Vice-presidente do braço britânico da Ogilvy, Sutherland puxa exemplos sobretudo do universo do marketing, que busca modificar a percepção dos consumidores sobre o valor das coisas. Entre os achados que ele diz serem ilógicos está o fato de que baixar o preço de um produto pode prejudicar suas vendas.
Isso é óbvio no mercado de produtos de luxo. Mas itens mais comezinhos também respondem de forma ilógica à precificação. Sutherland conta a história de uma amiga que criava estratégias para fidelizar o público de um teatro de Londres. Ela acabou descobrindo que, quando se ofereciam ingressos mais baratos por telefone, as vendas eram menores, pois os potenciais compradores desconfiavam que a peça em cartaz seria ruim.

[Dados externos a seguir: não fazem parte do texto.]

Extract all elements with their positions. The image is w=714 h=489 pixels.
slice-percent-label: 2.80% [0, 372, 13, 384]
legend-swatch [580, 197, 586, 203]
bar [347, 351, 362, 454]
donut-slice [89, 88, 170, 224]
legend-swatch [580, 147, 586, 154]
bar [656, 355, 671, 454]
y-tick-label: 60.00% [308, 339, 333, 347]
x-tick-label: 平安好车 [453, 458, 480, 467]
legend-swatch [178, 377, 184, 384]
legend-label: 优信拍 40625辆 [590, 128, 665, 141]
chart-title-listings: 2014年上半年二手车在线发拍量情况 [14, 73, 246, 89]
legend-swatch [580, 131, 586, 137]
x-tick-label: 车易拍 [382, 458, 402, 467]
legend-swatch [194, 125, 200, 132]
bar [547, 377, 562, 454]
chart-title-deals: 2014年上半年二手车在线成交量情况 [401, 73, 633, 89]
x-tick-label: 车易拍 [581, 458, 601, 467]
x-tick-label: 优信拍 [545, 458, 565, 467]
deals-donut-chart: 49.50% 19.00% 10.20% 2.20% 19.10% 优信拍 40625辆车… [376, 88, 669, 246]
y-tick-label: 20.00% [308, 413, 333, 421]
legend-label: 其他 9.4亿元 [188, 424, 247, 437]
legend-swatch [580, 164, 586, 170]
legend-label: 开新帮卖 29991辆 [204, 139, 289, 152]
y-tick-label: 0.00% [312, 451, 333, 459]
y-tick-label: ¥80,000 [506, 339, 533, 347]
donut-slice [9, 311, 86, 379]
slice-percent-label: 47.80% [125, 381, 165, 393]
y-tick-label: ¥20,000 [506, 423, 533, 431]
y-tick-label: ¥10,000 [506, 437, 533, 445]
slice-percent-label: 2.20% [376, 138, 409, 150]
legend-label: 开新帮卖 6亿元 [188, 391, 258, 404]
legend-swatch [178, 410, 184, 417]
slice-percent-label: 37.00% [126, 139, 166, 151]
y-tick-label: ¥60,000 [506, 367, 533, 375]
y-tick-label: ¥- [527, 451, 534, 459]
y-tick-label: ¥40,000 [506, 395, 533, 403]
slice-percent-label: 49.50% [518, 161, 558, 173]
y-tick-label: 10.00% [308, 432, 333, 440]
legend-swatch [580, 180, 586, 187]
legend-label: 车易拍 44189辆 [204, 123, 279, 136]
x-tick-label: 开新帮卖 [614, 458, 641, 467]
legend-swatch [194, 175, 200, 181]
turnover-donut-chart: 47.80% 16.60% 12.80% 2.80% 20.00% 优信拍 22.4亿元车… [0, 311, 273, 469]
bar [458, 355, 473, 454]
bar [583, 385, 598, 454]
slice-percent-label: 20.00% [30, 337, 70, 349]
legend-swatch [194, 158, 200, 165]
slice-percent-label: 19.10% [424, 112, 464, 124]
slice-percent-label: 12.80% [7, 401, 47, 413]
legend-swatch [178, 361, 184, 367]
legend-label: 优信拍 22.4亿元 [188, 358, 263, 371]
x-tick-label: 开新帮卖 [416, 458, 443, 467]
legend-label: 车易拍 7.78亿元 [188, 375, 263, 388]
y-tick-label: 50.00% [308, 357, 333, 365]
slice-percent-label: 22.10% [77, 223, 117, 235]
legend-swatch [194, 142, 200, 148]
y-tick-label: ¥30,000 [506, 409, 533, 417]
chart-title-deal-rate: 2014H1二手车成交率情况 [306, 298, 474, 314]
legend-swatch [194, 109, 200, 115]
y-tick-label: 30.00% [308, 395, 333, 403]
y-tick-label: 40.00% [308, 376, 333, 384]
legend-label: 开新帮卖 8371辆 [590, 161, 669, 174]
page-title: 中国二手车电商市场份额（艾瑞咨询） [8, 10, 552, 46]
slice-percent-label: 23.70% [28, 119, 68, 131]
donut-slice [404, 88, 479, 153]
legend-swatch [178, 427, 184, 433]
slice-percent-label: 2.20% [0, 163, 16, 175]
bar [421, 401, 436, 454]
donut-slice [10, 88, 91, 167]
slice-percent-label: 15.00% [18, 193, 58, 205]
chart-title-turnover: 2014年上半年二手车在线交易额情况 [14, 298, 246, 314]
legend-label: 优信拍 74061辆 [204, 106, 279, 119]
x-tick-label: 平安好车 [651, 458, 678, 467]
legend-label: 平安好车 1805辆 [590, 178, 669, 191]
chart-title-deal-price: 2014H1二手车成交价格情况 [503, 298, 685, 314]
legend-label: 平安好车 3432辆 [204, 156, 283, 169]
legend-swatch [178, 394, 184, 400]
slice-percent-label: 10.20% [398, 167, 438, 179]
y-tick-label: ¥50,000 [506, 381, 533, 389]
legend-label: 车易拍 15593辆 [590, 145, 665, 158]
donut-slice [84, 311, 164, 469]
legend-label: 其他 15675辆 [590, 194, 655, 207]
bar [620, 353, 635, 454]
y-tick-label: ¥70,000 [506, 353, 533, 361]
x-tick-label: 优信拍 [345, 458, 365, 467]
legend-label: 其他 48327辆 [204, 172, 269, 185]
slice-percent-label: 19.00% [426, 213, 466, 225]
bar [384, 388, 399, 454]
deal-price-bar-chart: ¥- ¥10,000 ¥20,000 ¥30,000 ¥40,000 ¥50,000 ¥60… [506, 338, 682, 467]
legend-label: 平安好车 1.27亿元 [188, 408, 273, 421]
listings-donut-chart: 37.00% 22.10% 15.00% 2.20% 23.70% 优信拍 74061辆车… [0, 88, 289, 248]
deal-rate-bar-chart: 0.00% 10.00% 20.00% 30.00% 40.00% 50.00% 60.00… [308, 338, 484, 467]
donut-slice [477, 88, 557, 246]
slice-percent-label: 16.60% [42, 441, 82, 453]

Como é de praxe em obras de auto-ajuda corporativa, Alquimia traz uma lista de mandamentos básicos. “A lógica não compensa se todos os outros (também) são lógicos,” diz uma das “onze regras da alquimia”.

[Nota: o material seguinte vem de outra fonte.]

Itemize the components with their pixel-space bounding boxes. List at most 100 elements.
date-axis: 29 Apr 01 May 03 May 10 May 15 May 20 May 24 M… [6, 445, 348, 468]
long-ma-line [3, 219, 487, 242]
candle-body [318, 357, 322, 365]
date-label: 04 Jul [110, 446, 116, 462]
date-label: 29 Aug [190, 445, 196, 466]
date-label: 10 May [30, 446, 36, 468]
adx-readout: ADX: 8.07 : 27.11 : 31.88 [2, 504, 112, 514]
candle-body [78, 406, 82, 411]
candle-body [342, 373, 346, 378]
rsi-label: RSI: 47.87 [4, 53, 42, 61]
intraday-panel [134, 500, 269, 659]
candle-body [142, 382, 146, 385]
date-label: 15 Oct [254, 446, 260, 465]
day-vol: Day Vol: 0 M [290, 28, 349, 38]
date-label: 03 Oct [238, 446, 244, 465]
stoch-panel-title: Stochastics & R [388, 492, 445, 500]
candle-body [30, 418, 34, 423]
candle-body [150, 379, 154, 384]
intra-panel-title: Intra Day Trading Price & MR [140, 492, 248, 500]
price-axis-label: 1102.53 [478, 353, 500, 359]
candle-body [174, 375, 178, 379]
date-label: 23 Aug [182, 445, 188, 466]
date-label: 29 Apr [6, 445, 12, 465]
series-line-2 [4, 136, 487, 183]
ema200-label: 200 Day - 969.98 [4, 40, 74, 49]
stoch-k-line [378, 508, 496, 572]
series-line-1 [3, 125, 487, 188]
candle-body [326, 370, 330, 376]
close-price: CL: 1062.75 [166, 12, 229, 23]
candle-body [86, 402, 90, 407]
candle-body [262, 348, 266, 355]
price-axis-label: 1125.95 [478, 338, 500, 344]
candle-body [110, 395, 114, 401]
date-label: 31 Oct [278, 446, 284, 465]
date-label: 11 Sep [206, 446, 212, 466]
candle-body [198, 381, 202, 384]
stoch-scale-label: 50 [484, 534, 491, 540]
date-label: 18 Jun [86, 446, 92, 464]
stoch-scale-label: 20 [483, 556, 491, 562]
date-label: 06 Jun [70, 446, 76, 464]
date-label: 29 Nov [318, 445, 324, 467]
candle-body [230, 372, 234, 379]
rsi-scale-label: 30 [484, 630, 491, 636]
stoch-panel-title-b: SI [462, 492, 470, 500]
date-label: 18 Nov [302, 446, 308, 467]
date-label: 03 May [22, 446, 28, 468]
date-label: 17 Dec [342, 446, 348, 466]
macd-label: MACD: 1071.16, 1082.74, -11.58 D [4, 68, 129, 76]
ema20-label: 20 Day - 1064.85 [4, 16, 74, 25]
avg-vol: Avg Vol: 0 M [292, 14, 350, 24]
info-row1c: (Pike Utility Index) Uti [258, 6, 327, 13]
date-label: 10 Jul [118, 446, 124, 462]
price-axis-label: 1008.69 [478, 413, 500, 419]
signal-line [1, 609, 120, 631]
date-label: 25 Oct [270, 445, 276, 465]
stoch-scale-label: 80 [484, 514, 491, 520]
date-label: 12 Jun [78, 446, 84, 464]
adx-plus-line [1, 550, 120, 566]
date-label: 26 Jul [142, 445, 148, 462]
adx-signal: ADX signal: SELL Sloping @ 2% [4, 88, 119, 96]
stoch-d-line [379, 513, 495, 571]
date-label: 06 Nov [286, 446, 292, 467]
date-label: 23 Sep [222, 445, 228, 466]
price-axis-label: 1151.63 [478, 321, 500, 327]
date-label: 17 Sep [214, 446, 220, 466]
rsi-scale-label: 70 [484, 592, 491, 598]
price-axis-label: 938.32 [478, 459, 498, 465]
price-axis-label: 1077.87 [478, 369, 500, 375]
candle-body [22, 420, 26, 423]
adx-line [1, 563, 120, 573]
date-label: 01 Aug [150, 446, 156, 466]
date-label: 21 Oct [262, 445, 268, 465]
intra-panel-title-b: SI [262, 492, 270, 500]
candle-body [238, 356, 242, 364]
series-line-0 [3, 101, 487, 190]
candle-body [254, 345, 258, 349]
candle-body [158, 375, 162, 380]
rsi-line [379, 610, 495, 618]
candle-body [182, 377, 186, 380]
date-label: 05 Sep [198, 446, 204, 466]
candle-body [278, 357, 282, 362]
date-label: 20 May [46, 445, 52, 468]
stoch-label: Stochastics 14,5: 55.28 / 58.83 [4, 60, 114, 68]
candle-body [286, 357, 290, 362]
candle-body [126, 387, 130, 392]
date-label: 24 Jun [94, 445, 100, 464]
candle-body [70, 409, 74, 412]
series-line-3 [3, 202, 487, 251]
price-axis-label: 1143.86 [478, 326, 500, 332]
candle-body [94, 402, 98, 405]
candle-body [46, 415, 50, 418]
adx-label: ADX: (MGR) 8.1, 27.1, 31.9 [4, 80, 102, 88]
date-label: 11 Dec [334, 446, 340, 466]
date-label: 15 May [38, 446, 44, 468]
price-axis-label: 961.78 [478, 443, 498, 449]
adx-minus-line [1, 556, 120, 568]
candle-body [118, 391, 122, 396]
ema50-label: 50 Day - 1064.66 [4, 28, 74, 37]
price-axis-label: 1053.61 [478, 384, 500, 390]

A ilustração maior dessa máxima é o Red Bull. Sutherland fala do energético já no prefácio, e retorna ao case 220 páginas depois.
Se um comitê de uma indústria de bebidas não alcoólicas se reunisse para criar um produto sério para a Coca-Cola, provavelmente pensaria em uma bebida gostosa que viesse em uma garrafa grande, para melhorar o custo-benefício do comprador. Sutherland admite que ele mesmo seguiria esse caminho convencional.
O Red Bull, no entanto, é amargo e vem em uma lata pequena. Esses atributos supostamente negativos ajudariam a “hackear o inconsciente” do consumidor. Sutherland sugere que o energético tem as qualidades de um bom placebo, aquela substância inócua que nos induz ao bem-estar: “é caro, tem gosto esquisito e vem em ‘dose limitada’”.
Alquimia soterra o leitor em histórias, casos e anedotas que ilustram o poder das tais ideias ilógicas. Três exemplos:
- Os engenheiros da Sony criaram um protótipo do walkman – um ícone dos anos 1980 – que tinha gravador, mas ele se tornou um produto mais atraente porque essa função foi descartada no modelo que chegou ao mercado.
- Os móveis da Ikea (cliente da Ogilvy) venderiam menos se fossem mais fáceis de montar.
- O tipo de envelope usado para enviar um pedido de doação para uma organização filantrópica influencia o valor doado.
No exame das particularidades de cada caso, porém, Sutherland acaba desvendando motivos bem razoáveis – embora pouco convencionais – para que as coisas funcionem assim. Na verdade, o termo “ilógico” é empregado de forma meio frouxa em Alquimia. A palavra mais apropriada talvez fosse “contra-intuitivo”.
Sutherland até se ampara na ciência para defender suas ideias alquímicas. Recorre, por exemplo, à psicologia evolutiva de matriz darwinista para explicar o comportamento de consumidores e a um interessante artigo do físico alemão Ole Peters sobre séries temporais na economia.
A bronca maior do autor é com economistas que fazem projeções de mercado ignorando o comportamento humano e com tecnocratas que orientam empresas ou órgãos públicos a partir de pesquisas padronizadas.
“O iPhone foi desenvolvido não em resposta a uma demanda do consumidor ou após repetidas pesquisas com grupos de foco,” dispara o publicitário. “Ele foi a criação monomaníaca de um homem meio maluco.”
Alquimia é um livro um tanto errático na maneira como vai desenvolvendo suas ideias, entre anedotas do mundo empresarial e frases de efeito do autor. Mas é também uma leitura instigante e divertida, pontuada por uma ironia muito britânica. Pode valer a pena aceitar o convite de Sutherland para desafiar a lógica – de vez em quando, com cautela.